The still life photographer and long-time Port collaborator discusses the impossible attention to detail demanded by his exacting work

“All my plans sort of crumbled around me, and I didn’t know what to do,” says Robin Broadbent of the time he didn’t get the A Levels he needed for medical school. “But I had a camera, and did the odd bit of black-and-white photography, and so decided to go to art school.” Many years later, as he speaks to me from New York where he now lives and works, his career has taken a radically different path. Still, he ponders on the similarities: “I think taking still-life pictures is a bit like being a surgeon, it’s all about the hands and the little details, which are things that seem to be in my blood.”

As a photographer, Broadbent produces still life pictures for a variety of magazines and commercial brands, his style being one that uses shadows, lines and limited colour palates in a way that turns static objects into images that appear both beautiful and alien at the same time. “Everyone’s eyes work in the same way,” he explains. “When you look at an image you don’t question things, you just enjoy it.”

His latest book, The Photographic Work of Robin Broadbent, is a run down of the past five years of his editorial work; a personal, artistic statement to offset the commercial work that makes up the second half of his output.

With so many of the pictures, the objects that he uses seem so ordinary that it’s hard to imagine where the inspiration for using them might have come from.

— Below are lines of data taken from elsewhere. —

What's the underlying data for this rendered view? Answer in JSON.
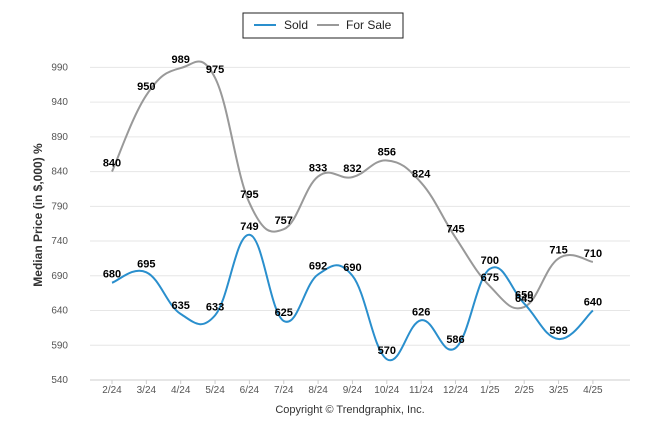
{
  "chart_data": {
    "type": "line",
    "categories": [
      "2/24",
      "3/24",
      "4/24",
      "5/24",
      "6/24",
      "7/24",
      "8/24",
      "9/24",
      "10/24",
      "11/24",
      "12/24",
      "1/25",
      "2/25",
      "3/25",
      "4/25"
    ],
    "series": [
      {
        "name": "Sold",
        "color": "#2a8fcd",
        "values": [
          680,
          695,
          635,
          633,
          749,
          625,
          692,
          690,
          570,
          626,
          586,
          700,
          650,
          599,
          640
        ]
      },
      {
        "name": "For Sale",
        "color": "#999999",
        "values": [
          840,
          950,
          989,
          975,
          795,
          757,
          833,
          832,
          856,
          824,
          745,
          675,
          645,
          715,
          710
        ]
      }
    ],
    "ylabel": "Median Price (in $,000) %",
    "xlabel": "",
    "ylim": [
      540,
      1015
    ],
    "yticks": [
      540,
      590,
      640,
      690,
      740,
      790,
      840,
      890,
      940,
      990
    ],
    "legend": "top-center",
    "grid": true
  },
  "footer": {
    "credit": "Copyright © Trendgraphix, Inc."
  }
}
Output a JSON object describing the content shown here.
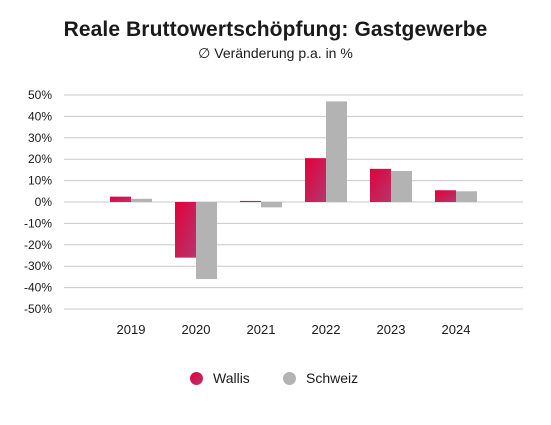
{
  "chart_data": {
    "type": "bar",
    "title": "Reale Bruttowertschöpfung: Gastgewerbe",
    "subtitle": "∅ Veränderung p.a. in %",
    "categories": [
      "2019",
      "2020",
      "2021",
      "2022",
      "2023",
      "2024"
    ],
    "series": [
      {
        "name": "Wallis",
        "values": [
          2.5,
          -26,
          0.5,
          20.5,
          15.5,
          5.5
        ],
        "color": "#e3003c",
        "color_gradient_end": "#b3376c"
      },
      {
        "name": "Schweiz",
        "values": [
          1.5,
          -36,
          -2.5,
          47,
          14.5,
          5
        ],
        "color": "#b3b3b3"
      }
    ],
    "ylim": [
      -50,
      50
    ],
    "yticks": [
      "50%",
      "40%",
      "30%",
      "20%",
      "10%",
      "0%",
      "-10%",
      "-20%",
      "-30%",
      "-40%",
      "-50%"
    ],
    "ytick_values": [
      50,
      40,
      30,
      20,
      10,
      0,
      -10,
      -20,
      -30,
      -40,
      -50
    ],
    "grid": true,
    "legend_position": "bottom"
  }
}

The brief for one such picture, an image of scattered buckwheat with elongated shadows taken for Numéro magazine, was to capture something “based on natural ingredients like seeds and nuts.” Of the process, he notes: “My first reaction was wanting to make little things really big, and so I shot them with really low light. There was a lot of consideration based on how shadows worked within the pages, and how the lines work.”

Here, the impossible attention to detail demanded by his work is apparent. “I spend a lot of time trying to balance things compositionally, along with thinking about how the eye enjoys an image. There’s a lot of tweaking and fiddling,” he continues.

With their close-ups and contrasts, Broadbent’s images can often seem like optical illusions or graphic designs. Other times they look more like abstract paintings than photographs but this unique style, as he tells me, is the result of a career’s worth of practice. “I’ve been pretty strong in my pursuit of what I want to see, and what I enjoy doing and what makes me excited in an image and, having found that, it makes it very easy to enjoy taking pictures.”